The book is a transcription more-or-less of a speech Nouwen gave on the topic of Christian Leadership but, whether you think you’re a leader or not, this book is worth reading.  I hope it moves, provokes, and inspires you the way it has me every time I’ve read it.



01.04.07 Heretic’s Guide To A Bad Start

One of the perks of my job I love most is the amount of free books I get sent.  About once a month someone sends me a book to read and review, sometimes even write a blur about for marketing purposes or something.

Yesterday I received A Heretic’s Guide To Eternity by Spencer Burke, the founder of theooze.com - an on-line “emergent” community.

I’ve only skimmed it so far and only truly read the forward 0 by Brian McLaren.  It’s a strange little forward.  Three pages of defensiveness and disclaimers.  He parses the word heretic and defends it’s use against a not yet and very imaginary attack from who know who.

I imagine that the blogs and maybe even religious broadcasting airwaves will soon be buzzing with scandalous outrage that Spencer and Barry have used the word “heretic” in their title.  Maybe the risk they’re taking won’t be worth it, as scores of serious, concerned people try to take the logs our of the authors’ eyes, unaware that they might even have a tiny metal shaving in their own...if some people do more than react to the scandalous title and actually read this book and realize, not what’s wrong with heresy (which is obvious to almost everybody), but what’s so often wrong with religion, including “our” religion (whichever that might be).

The whole is prickly like this.  And I got the feeling at the end of it all that McLaren was saying essentially, “If you, Shaun, don’t like anything in this book you’re about to read, well, you’re a bad bad mean person who doesn’t think enough for himself.”

Pompous.  Fists gloved and ready.  A horrible tone to set at the beginning.



12.21.06 Ebola

I finished the chapter I needed to turn in to a publisher this week.  The thing that took the longest and was most painful was cutting it down.  I tend to repeat myself in my writing and throw in things I find amusing or interesting that, if I’m honest/realistic, no one else would care about.  Here’s an example, a funny bit I cut out because, um, it just didn’t fit in the end.  It didn’t add anything to the chapter except humor:

My wife is a mild hypochondriac.  And for this reason I don’t like the internet.

If her neck is stiff, if her tongue is a different shade of pink, she visits one of those be-your-own-doctor sites.

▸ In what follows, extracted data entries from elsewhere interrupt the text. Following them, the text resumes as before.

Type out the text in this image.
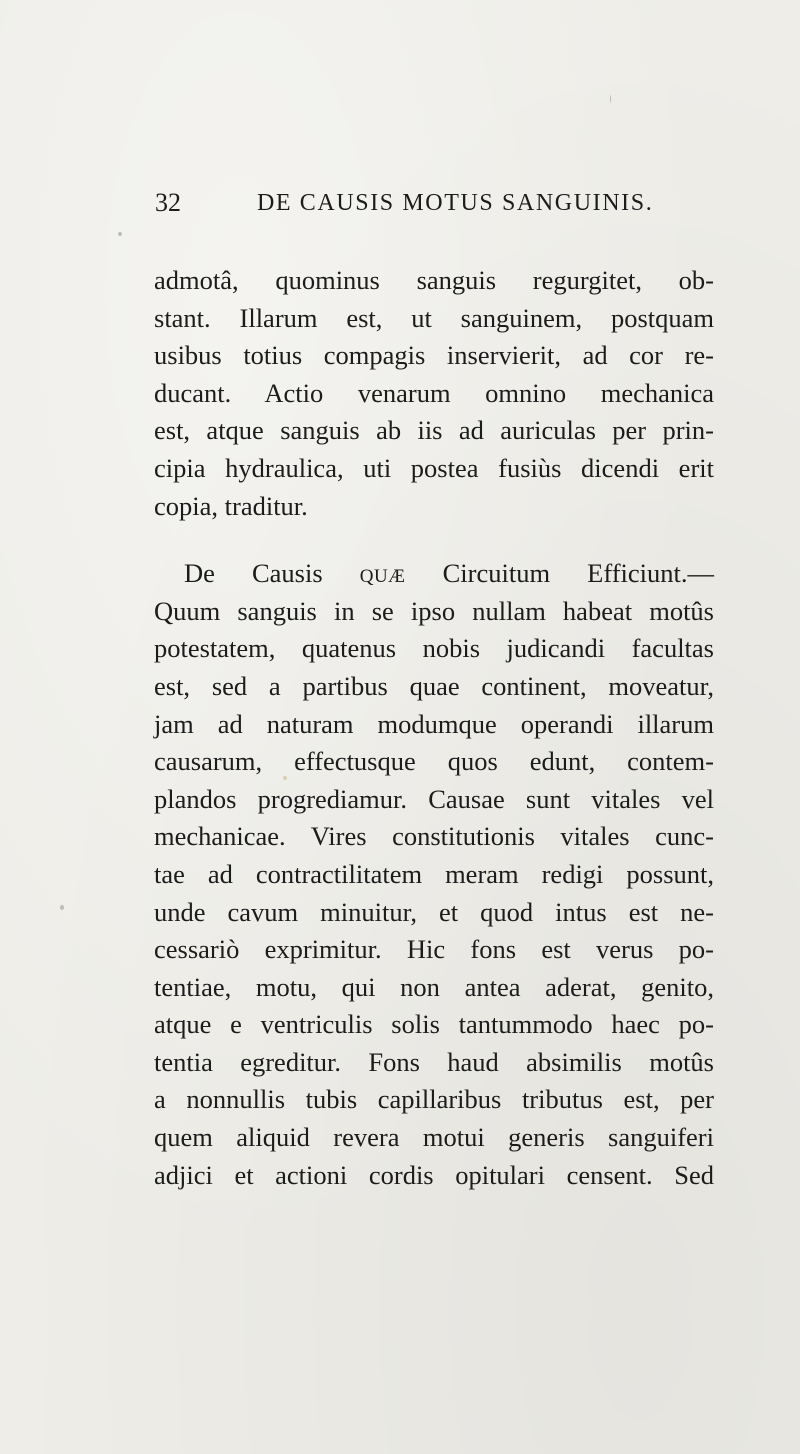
32	DE CAUSIS MOTUS SANGUINIS.
admotâ, quominus sanguis regurgitet, ob-
stant. Illarum est, ut sanguinem, postquam
usibus totius compagis inservierit, ad cor re-
ducant. Actio venarum omnino mechanica
est, atque sanguis ab iis ad auriculas per prin-
cipia hydraulica, uti postea fusiùs dicendi erit
copia, traditur.
De Causis QUÆ Circuitum Efficiunt.—
Quum sanguis in se ipso nullam habeat motûs
potestatem, quatenus nobis judicandi facultas
est, sed a partibus quae continent, moveatur,
jam ad naturam modumque operandi illarum
causarum, effectusque quos edunt, contem-
plandos progrediamur. Causae sunt vitales vel
mechanicae. Vires constitutionis vitales cunc-
tae ad contractilitatem meram redigi possunt,
unde cavum minuitur, et quod intus est ne-
cessariò exprimitur. Hic fons est verus po-
tentiae, motu, qui non antea aderat, genito,
atque e ventriculis solis tantummodo haec po-
tentia egreditur. Fons haud absimilis motûs
a nonnullis tubis capillaribus tributus est, per
quem aliquid revera motui generis sanguiferi
adjici et actioni cordis opitulari censent. Sed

It quickly analyzes her list of symptoms and then displays a few of the possible illnesses she may be afflicted with – ordered from most heinous to least.

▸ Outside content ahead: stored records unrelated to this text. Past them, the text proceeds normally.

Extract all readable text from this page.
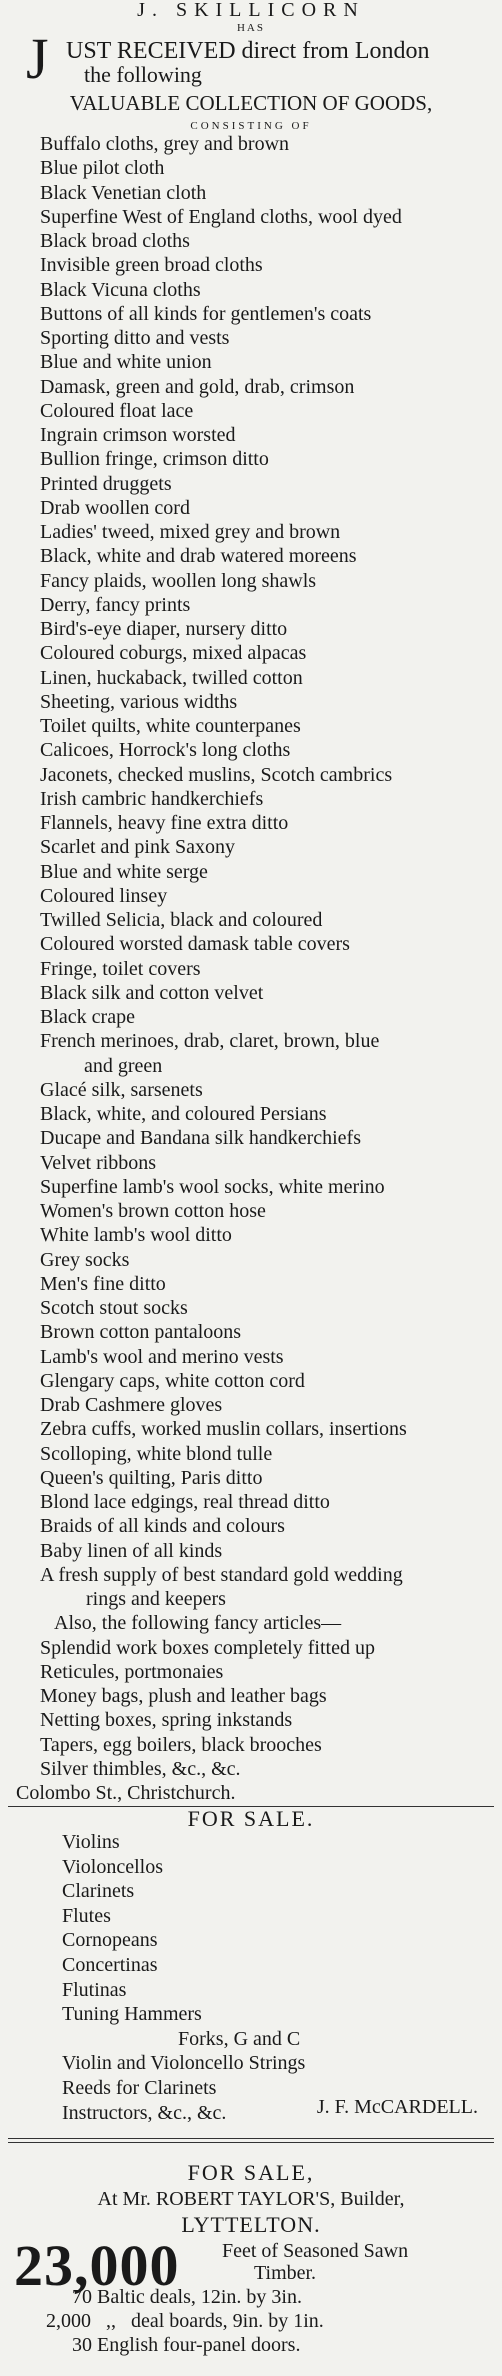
J. SKILLICORN
HAS
J UST RECEIVED direct from London
the following
VALUABLE COLLECTION OF GOODS,
CONSISTING OF
Buffalo cloths, grey and brown
Blue pilot cloth
Black Venetian cloth
Superfine West of England cloths, wool dyed
Black broad cloths
Invisible green broad cloths
Black Vicuna cloths
Buttons of all kinds for gentlemen's coats
Sporting ditto and vests
Blue and white union
Damask, green and gold, drab, crimson
Coloured float lace
Ingrain crimson worsted
Bullion fringe, crimson ditto
Printed druggets
Drab woollen cord
Ladies' tweed, mixed grey and brown
Black, white and drab watered moreens
Fancy plaids, woollen long shawls
Derry, fancy prints
Bird's-eye diaper, nursery ditto
Coloured coburgs, mixed alpacas
Linen, huckaback, twilled cotton
Sheeting, various widths
Toilet quilts, white counterpanes
Calicoes, Horrock's long cloths
Jaconets, checked muslins, Scotch cambrics
Irish cambric handkerchiefs
Flannels, heavy fine extra ditto
Scarlet and pink Saxony
Blue and white serge
Coloured linsey
Twilled Selicia, black and coloured
Coloured worsted damask table covers
Fringe, toilet covers
Black silk and cotton velvet
Black crape
French merinoes, drab, claret, brown, blue
and green
Glacé silk, sarsenets
Black, white, and coloured Persians
Ducape and Bandana silk handkerchiefs
Velvet ribbons
Superfine lamb's wool socks, white merino
Women's brown cotton hose
White lamb's wool ditto
Grey socks
Men's fine ditto
Scotch stout socks
Brown cotton pantaloons
Lamb's wool and merino vests
Glengary caps, white cotton cord
Drab Cashmere gloves
Zebra cuffs, worked muslin collars, insertions
Scolloping, white blond tulle
Queen's quilting, Paris ditto
Blond lace edgings, real thread ditto
Braids of all kinds and colours
Baby linen of all kinds
A fresh supply of best standard gold wedding
rings and keepers
Also, the following fancy articles—
Splendid work boxes completely fitted up
Reticules, portmonaies
Money bags, plush and leather bags
Netting boxes, spring inkstands
Tapers, egg boilers, black brooches
Silver thimbles, &c., &c.
Colombo St., Christchurch.
FOR SALE.
Violins
Violoncellos
Clarinets
Flutes
Cornopeans
Concertinas
Flutinas
Tuning Hammers
Forks, G and C
Violin and Violoncello Strings
Reeds for Clarinets
Instructors, &c., &c.	J. F. McCARDELL.
FOR SALE,
At Mr. ROBERT TAYLOR'S, Builder,
LYTTELTON.
23,000 Feet of Seasoned Sawn
Timber.
70 Baltic deals, 12in. by 3in.
2,000   ,,   deal boards, 9in. by 1in.
30 English four-panel doors.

Entering head ache, back pain and fatigue she soon discovers she has the Ebola virus, gonorrhea or an allergy to dairy.

I’ve noticed that any set of symptoms actually will yield a list containing the Ebola virus.

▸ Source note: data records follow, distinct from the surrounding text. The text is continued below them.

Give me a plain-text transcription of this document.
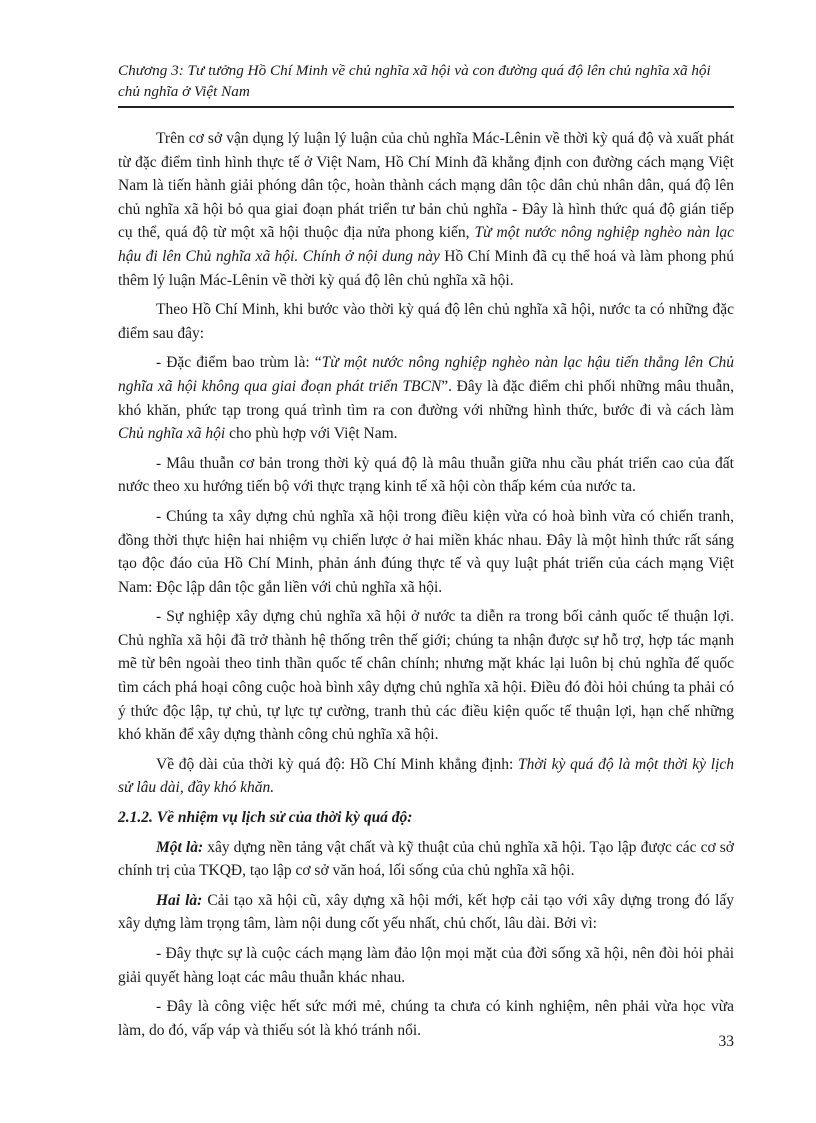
Chương 3: Tư tưởng Hồ Chí Minh về chủ nghĩa xã hội và con đường quá độ lên chủ nghĩa xã hội chủ nghĩa ở Việt Nam

Trên cơ sở vận dụng lý luận lý luận của chủ nghĩa Mác-Lênin về thời kỳ quá độ và xuất phát từ đặc điểm tình hình thực tế ở Việt Nam, Hồ Chí Minh đã khẳng định con đường cách mạng Việt Nam là tiến hành giải phóng dân tộc, hoàn thành cách mạng dân tộc dân chủ nhân dân, quá độ lên chủ nghĩa xã hội bỏ qua giai đoạn phát triển tư bản chủ nghĩa - Đây là hình thức quá độ gián tiếp cụ thể, quá độ từ một xã hội thuộc địa nửa phong kiến, Từ một nước nông nghiệp nghèo nàn lạc hậu đi lên Chủ nghĩa xã hội. Chính ở nội dung này Hồ Chí Minh đã cụ thể hoá và làm phong phú thêm lý luận Mác-Lênin về thời kỳ quá độ lên chủ nghĩa xã hội.

Theo Hồ Chí Minh, khi bước vào thời kỳ quá độ lên chủ nghĩa xã hội, nước ta có những đặc điểm sau đây:

- Đặc điểm bao trùm là: “Từ một nước nông nghiệp nghèo nàn lạc hậu tiến thẳng lên Chủ nghĩa xã hội không qua giai đoạn phát triển TBCN”. Đây là đặc điểm chi phối những mâu thuẫn, khó khăn, phức tạp trong quá trình tìm ra con đường với những hình thức, bước đi và cách làm Chủ nghĩa xã hội cho phù hợp với Việt Nam.

- Mâu thuẫn cơ bản trong thời kỳ quá độ là mâu thuẫn giữa nhu cầu phát triển cao của đất nước theo xu hướng tiến bộ với thực trạng kinh tế xã hội còn thấp kém của nước ta.

- Chúng ta xây dựng chủ nghĩa xã hội trong điều kiện vừa có hoà bình vừa có chiến tranh, đồng thời thực hiện hai nhiệm vụ chiến lược ở hai miền khác nhau. Đây là một hình thức rất sáng tạo độc đáo của Hồ Chí Minh, phản ánh đúng thực tế và quy luật phát triển của cách mạng Việt Nam: Độc lập dân tộc gắn liền với chủ nghĩa xã hội.

- Sự nghiệp xây dựng chủ nghĩa xã hội ở nước ta diễn ra trong bối cảnh quốc tế thuận lợi. Chủ nghĩa xã hội đã trở thành hệ thống trên thế giới; chúng ta nhận được sự hỗ trợ, hợp tác mạnh mẽ từ bên ngoài theo tinh thần quốc tế chân chính; nhưng mặt khác lại luôn bị chủ nghĩa đế quốc tìm cách phá hoại công cuộc hoà bình xây dựng chủ nghĩa xã hội. Điều đó đòi hỏi chúng ta phải có ý thức độc lập, tự chủ, tự lực tự cường, tranh thủ các điều kiện quốc tế thuận lợi, hạn chế những khó khăn để xây dựng thành công chủ nghĩa xã hội.

Về độ dài của thời kỳ quá độ: Hồ Chí Minh khẳng định: Thời kỳ quá độ là một thời kỳ lịch sử lâu dài, đầy khó khăn.

2.1.2. Về nhiệm vụ lịch sử của thời kỳ quá độ:

Một là: xây dựng nền tảng vật chất và kỹ thuật của chủ nghĩa xã hội. Tạo lập được các cơ sở chính trị của TKQĐ, tạo lập cơ sở văn hoá, lối sống của chủ nghĩa xã hội.

Hai là: Cải tạo xã hội cũ, xây dựng xã hội mới, kết hợp cải tạo với xây dựng trong đó lấy xây dựng làm trọng tâm, làm nội dung cốt yếu nhất, chủ chốt, lâu dài. Bởi vì:

- Đây thực sự là cuộc cách mạng làm đảo lộn mọi mặt của đời sống xã hội, nên đòi hỏi phải giải quyết hàng loạt các mâu thuẫn khác nhau.

- Đây là công việc hết sức mới mẻ, chúng ta chưa có kinh nghiệm, nên phải vừa học vừa làm, do đó, vấp váp và thiếu sót là khó tránh nổi.

33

Dry skin?  Ebola virus.  Watery eyes?  Ebola virus.  Acne?  Ebola virus.

Where was I going with this?  Well, it’s a tenuous connection at best but the connection was: Every thing that is “wrong with the world,” no matter how small a symptom it may be, leads us back to the same diagnosis, the same disease: The Fall.

A stretch I know.  That’s why it got deleted.

If you write, how do you edit?  How do you go about deciding what stays and what goes?  And do you do most of your editing as you write or write all you can and want to and then, in the end, go back and edit?